A comparison with US and EU subsidy

  • The pressure on India to dismantle its farm mechanisms, whether MSP or tariffs, and open up to international market forces would be justifiable, if the US and EU were not subsidising their own agricultural sectors.
  • The US spends about $20 billion and the EU about $50 billion on agricultural subsidies.
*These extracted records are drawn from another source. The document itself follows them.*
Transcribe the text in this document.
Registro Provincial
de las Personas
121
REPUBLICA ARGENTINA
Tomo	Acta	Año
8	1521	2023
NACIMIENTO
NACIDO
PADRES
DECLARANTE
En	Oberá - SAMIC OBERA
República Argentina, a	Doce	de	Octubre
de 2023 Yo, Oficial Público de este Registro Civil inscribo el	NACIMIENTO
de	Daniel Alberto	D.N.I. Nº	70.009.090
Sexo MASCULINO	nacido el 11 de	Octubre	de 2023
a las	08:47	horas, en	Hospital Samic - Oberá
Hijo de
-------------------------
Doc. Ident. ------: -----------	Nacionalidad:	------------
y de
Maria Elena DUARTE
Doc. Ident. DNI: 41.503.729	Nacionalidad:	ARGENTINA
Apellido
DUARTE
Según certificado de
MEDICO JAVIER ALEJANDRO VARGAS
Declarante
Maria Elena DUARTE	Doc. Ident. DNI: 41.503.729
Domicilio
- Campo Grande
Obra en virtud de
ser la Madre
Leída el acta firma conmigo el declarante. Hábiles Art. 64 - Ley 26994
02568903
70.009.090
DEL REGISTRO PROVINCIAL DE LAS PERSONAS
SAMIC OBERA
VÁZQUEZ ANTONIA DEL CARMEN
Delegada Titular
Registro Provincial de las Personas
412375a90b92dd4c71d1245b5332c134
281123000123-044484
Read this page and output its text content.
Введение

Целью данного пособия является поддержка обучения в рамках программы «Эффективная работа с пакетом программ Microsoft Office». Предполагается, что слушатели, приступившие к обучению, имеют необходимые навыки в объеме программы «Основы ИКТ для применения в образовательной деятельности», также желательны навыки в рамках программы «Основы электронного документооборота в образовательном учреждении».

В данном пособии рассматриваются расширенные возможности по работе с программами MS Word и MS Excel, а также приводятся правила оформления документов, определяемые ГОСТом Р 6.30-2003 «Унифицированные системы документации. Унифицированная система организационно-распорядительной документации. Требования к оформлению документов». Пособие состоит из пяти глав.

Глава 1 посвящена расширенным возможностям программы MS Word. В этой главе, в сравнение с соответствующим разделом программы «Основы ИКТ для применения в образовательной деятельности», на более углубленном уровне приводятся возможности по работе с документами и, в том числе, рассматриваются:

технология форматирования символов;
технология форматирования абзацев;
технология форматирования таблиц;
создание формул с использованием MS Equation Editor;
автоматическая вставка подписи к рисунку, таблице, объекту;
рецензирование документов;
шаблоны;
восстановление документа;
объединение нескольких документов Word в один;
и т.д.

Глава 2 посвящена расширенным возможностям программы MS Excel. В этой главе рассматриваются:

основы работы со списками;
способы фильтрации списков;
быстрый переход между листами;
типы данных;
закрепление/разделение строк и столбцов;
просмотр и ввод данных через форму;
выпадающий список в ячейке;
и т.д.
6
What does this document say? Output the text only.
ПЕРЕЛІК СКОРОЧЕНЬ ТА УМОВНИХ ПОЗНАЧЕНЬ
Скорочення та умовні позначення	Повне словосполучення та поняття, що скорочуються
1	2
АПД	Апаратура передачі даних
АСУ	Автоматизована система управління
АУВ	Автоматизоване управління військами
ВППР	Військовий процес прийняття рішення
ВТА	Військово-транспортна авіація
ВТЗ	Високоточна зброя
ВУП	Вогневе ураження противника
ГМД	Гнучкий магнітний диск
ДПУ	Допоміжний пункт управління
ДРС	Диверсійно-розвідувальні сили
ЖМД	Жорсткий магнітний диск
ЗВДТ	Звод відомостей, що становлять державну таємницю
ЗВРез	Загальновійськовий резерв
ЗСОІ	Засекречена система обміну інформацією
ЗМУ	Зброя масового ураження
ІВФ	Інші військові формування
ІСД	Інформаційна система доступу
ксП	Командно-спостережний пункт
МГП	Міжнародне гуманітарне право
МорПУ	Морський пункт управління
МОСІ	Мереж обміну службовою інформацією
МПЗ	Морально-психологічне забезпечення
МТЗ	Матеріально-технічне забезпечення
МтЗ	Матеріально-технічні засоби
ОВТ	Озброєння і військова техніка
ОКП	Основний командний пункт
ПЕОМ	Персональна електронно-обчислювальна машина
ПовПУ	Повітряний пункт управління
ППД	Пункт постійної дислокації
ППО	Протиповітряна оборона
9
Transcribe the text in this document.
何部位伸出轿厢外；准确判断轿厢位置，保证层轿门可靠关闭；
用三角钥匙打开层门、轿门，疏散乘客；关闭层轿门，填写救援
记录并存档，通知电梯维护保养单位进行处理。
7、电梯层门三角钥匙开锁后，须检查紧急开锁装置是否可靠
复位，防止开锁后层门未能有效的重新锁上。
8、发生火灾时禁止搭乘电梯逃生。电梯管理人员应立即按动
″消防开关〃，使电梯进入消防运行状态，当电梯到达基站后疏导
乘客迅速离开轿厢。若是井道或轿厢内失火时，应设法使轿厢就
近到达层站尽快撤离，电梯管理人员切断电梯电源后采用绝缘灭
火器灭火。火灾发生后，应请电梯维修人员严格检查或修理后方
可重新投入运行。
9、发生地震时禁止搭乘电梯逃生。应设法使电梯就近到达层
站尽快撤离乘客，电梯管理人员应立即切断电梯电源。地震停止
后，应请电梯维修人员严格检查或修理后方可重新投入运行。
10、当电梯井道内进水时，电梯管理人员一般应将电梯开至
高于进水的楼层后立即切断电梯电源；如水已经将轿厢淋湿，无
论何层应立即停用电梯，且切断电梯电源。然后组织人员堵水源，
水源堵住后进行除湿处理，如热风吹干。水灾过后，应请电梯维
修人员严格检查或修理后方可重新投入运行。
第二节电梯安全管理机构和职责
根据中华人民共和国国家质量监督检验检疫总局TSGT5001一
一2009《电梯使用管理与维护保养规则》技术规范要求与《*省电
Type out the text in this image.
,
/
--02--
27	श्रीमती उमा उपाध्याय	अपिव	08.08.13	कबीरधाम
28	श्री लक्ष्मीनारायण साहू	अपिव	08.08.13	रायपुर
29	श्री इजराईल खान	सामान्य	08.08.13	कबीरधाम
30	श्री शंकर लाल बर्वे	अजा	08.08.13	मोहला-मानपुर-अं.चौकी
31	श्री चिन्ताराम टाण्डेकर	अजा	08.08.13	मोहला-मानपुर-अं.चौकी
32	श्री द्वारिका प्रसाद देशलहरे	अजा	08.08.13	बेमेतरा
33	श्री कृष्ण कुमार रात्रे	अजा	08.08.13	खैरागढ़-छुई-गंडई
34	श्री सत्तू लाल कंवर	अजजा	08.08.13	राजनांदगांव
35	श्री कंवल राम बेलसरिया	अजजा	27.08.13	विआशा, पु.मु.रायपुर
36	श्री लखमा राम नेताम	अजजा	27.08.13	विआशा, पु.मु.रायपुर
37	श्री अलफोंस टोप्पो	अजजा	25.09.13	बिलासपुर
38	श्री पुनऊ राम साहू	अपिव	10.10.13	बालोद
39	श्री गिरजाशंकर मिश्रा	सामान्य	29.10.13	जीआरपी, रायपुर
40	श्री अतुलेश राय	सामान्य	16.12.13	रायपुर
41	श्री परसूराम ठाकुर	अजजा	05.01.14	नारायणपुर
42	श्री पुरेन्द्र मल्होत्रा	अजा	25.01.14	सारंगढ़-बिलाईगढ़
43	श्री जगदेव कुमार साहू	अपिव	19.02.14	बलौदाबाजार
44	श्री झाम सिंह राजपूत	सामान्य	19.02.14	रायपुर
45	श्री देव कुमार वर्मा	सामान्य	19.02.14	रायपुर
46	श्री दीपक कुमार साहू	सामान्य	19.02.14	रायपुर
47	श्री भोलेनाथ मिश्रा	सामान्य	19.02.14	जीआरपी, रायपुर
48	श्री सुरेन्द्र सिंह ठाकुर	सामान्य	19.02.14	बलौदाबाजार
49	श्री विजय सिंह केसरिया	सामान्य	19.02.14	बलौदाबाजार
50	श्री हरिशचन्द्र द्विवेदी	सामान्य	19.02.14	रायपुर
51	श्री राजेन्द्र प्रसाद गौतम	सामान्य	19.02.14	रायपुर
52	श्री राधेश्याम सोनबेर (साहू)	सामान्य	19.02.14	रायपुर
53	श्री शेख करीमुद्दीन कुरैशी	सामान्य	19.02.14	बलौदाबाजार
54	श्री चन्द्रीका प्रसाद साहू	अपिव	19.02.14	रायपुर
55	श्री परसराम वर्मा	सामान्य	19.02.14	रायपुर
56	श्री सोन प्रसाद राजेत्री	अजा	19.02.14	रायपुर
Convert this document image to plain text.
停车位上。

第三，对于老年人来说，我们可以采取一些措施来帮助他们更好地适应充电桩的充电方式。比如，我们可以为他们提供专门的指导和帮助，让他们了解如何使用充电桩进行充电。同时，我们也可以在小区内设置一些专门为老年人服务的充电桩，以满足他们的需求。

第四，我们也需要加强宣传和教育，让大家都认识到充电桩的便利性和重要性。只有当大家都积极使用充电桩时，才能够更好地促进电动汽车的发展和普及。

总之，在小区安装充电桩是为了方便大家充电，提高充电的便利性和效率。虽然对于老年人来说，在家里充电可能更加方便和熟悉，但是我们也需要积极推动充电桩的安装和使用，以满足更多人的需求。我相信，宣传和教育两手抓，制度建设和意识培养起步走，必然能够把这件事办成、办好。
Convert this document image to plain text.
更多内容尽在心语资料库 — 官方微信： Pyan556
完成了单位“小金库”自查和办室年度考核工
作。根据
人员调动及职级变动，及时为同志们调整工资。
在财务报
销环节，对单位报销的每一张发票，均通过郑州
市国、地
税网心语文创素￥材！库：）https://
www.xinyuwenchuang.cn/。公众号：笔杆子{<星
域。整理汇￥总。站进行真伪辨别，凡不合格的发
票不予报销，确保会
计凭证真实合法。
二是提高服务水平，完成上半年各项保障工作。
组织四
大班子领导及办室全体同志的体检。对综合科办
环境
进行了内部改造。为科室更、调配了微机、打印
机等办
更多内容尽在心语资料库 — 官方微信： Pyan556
In fact, many of these subsidies remain hidden, while the Indian MSP system is much more transparent.
  • The focus of US subsidies is large farms, whereas Indian farm policy centres on small farmers.
  • US policy priorities include market stabilisation, income protection, and climate adaptation, while India focuses on supporting small farmers and landholderscol, ensuring regular upliftment of the rural economy.
  •  EU subsidies are targeted more toward income support, environmental goals, climate and biodiversity targets.
  • In the US and much of Europe, 80 per cent of subsidies go to large farms, while in India, it is the reverse with 80 per cent going to small and medium farmers.
  • The EU, in its latest budget provisions, is trying to move away from the US approach towards the Indian model, by targeting small farmers.

 

Way forward

  • For India, the real issue is that of equitable and development-centred agreements.
  • Just as the Indian MSP is clear, transparent and focused on the Indian context, the alphabet soup of CAP, ERP, PLC, ARC and DMC is tailored to the US and EU contexts.
  • This perspective arises not only from economics, but also from society, politics and culture.
  • Opening the entire agriculture sector to a free-for-all, when US and EU subsidies distort the market in their favour, would create a kind of asymmetric warfare, with tumultuous consequences for Indian society. The upheaval would be massive.